Море ясности - Правдин Лев Николаевич 22 стр.


И вообще в доме стало так тихо, как будто никто в нем и не живет. Скучный стал дом. Когда приехала мама и Володя перестал ходить на проверку к Елене Карповне, то он не каждый день даже видел-то ее. Только слышал иногда, как она выходит перед сном покурить в прихожую и от скуки разговаривает сама с собой. Говорить ей не с кем, потому что Ваоныч с тех пор, как его выбрали председателем в Союзе художников, редко приходит работать в свою мастерскую. А Тайка неизвестно отчего заважничала. Она распустила свои тонкие, как крысиные хвостики, косички и начала завязывать волосы на затылке большим черным бантом. Она думает, что у нее получается прическа, как у взрослой, вот и задается.

И на дворе не веселее, чем дома: Васьки-то нет и неизвестно, где он. Очень стало скучно, вот почему Володя и старается бывать дома как можно меньше. Иногда он возвращается даже позже мамы. Конечно, влетает ему за это, а он заранее знает, что влетит, и все равно не торопится. Да и не очень-то ее боится - покричит, поругает, а потом сама же и спрашивает:

- Окончательно ты от рук отбился. Скажи, что мне с тобой делать? Ну что?

А Володя только вздыхает: если бы он знал, что с ним происходит и что ему надо сделать для нормальной жизни.

А весной стало еще хуже. Все ребята, как хлебнули весеннего воздуха с ветром, с солнцем, так и ошалели. В классы никого не загонишь, носятся по школьному двору, по коридорам, будто даже и не слышат звонка.

И на уроках сидят неспокойно. Володина соседка. Милочка Инаева, то и дело шепчет, что сидеть с ним рядом стало просто невозможно. Но и она тоже отличилась: на третьем уроке, когда Мария Николаевна что-то объясняла, Милочка долго смотрела в голубое окно, а потом подняла руку.

- Тебе что? - спросила Мария Николаевна.

Милочка встала и с выражением, будто стихотворение прочла, мечтательно и звонко проговорила:

- А уже весна… и скоро будет лето!

Никто даже не засмеялся, только Мария Николаевна улыбнулась чуть-чуть:

- Ну, хорошо, садись.

Весна пришла - в этом уже никто не сомневался. Но по-настоящему она развернулась к полдню, когда Володя возвращался из школы. Он шел, распахнув пальто и радуясь, что шарф можно засунуть в карман вместе с варежками, которые чаще теряешь, чем носишь.

Он шел и мокрыми снежками сшибал длинные сосульки. А на крышах стояли люди с лопатами и обрушивали вниз целые сугробы серого городского снега. При этом все они весело покрикивали:

- Берегись!
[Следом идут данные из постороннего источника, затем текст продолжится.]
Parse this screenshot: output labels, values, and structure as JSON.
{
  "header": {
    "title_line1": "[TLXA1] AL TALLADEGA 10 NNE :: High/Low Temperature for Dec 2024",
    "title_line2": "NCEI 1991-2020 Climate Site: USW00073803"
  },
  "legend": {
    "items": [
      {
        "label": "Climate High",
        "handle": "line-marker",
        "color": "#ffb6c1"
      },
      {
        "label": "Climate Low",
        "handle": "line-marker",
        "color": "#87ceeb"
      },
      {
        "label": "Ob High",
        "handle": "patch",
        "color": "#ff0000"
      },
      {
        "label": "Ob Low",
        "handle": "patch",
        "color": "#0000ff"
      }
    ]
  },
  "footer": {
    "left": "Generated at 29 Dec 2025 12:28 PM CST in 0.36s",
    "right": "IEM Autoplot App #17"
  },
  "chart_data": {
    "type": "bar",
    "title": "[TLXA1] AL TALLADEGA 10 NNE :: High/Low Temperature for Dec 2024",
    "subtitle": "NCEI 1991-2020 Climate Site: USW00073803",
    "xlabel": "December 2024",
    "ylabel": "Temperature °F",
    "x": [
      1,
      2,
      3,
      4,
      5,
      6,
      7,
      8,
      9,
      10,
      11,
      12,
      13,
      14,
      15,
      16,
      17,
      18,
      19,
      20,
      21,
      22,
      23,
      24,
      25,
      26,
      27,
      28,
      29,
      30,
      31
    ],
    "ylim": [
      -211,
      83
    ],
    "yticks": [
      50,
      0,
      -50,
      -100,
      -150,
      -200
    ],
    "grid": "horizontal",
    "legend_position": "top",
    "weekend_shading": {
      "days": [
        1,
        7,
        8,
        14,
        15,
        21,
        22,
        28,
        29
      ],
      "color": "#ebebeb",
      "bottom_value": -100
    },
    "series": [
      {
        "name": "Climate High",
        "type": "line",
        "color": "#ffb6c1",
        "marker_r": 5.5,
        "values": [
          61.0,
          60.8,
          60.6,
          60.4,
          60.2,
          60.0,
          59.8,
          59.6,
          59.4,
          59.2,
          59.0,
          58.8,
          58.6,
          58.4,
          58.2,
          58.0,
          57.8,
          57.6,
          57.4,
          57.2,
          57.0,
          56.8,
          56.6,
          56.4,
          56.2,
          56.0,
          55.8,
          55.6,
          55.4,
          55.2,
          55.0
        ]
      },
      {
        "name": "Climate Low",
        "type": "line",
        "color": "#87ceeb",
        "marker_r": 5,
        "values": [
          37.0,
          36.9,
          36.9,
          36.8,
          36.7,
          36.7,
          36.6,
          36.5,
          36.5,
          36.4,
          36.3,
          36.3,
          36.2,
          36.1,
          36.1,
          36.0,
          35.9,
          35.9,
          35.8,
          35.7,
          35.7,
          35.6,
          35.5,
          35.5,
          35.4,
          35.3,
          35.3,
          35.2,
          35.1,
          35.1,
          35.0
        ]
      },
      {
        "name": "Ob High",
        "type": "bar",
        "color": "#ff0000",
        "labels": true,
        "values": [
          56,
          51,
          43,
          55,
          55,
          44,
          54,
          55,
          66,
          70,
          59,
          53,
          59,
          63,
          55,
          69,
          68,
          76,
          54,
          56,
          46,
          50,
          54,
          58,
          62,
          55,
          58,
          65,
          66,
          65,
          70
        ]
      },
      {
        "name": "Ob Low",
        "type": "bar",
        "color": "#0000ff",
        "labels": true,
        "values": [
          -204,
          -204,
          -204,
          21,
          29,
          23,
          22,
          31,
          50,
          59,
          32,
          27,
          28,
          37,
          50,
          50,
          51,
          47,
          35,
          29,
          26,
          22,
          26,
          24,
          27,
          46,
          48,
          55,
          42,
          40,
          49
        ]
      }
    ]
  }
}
Эй!

Дома, отыскав в чулане лопату, Володя залез на крышу навеса и тоже начал сбрасывать снег. И хотя поблизости никого не было, он все равно кричал на весь двор:

- Берегись! Эй!

А потом, когда он устал и остановился, чтобы передохнуть, он с удивлением отметил, как вдруг все изменилось вокруг. Какой новый, совершенно не похожий на прошлогодний, блестящий и разноголосый мир вытаивает из-под снега! Под ясным небом заблестели, словно только что выкрашенные разноцветными красками, крыши домов, вынырнули из снега чугунные столбики ограды вдоль дороги, а кое-где уже показались голубые проталинки асфальта.

Но самое удивительное - на улицах вдруг появилось очень много маленьких детей. В разноцветных колпачках и блестящих ботиках, они ковыряли лопаточками хрупкий снег или таскали на веревочках жестяные автомобили.

Их было так много и появились они так внезапно, что можно было подумать, будто они тоже вытаяли из-под снега. Сидели себе, сидели в сугробах, а как солнышко припекло, так и они и принялись вытаивать один за другим в своих разноцветных колпачках.

Эта легкая весенняя мысль развеселила Володю, он схватил лопату, с размажу воткнул ее в снег и во все горло заорал:

- Берегись!

ПУТЬ, ПОЛНЫЙ ОПАСНОСТЕЙ

Разве только какие-нибудь очень уж злопамятные люди продолжают еще называть Оторвановкой чистую, хорошо освещенную улицу Первой пятилетки. Там, где когда-то был пустырь, сейчас настроили пятиэтажных корпусов, а на свободной площади разбили сквер с аллеями, фонтанами и киосками, где продаются разноцветные прохладительные напитки и мороженое, тоже всех возможных на свете оттенков.

Таким достался этот рабочий район города Володе и его товарищам. Ничего другого они не видели и только по рассказам знали, что была когда-то на свете Оторвановка - отпетый район городской голытьбы.

Но у Володи с Оторвановкой были свои счеты, и даже не со всей Оторвановкой, а только с некоторыми мальчишками и девчонками с улицы Первой пятилетки.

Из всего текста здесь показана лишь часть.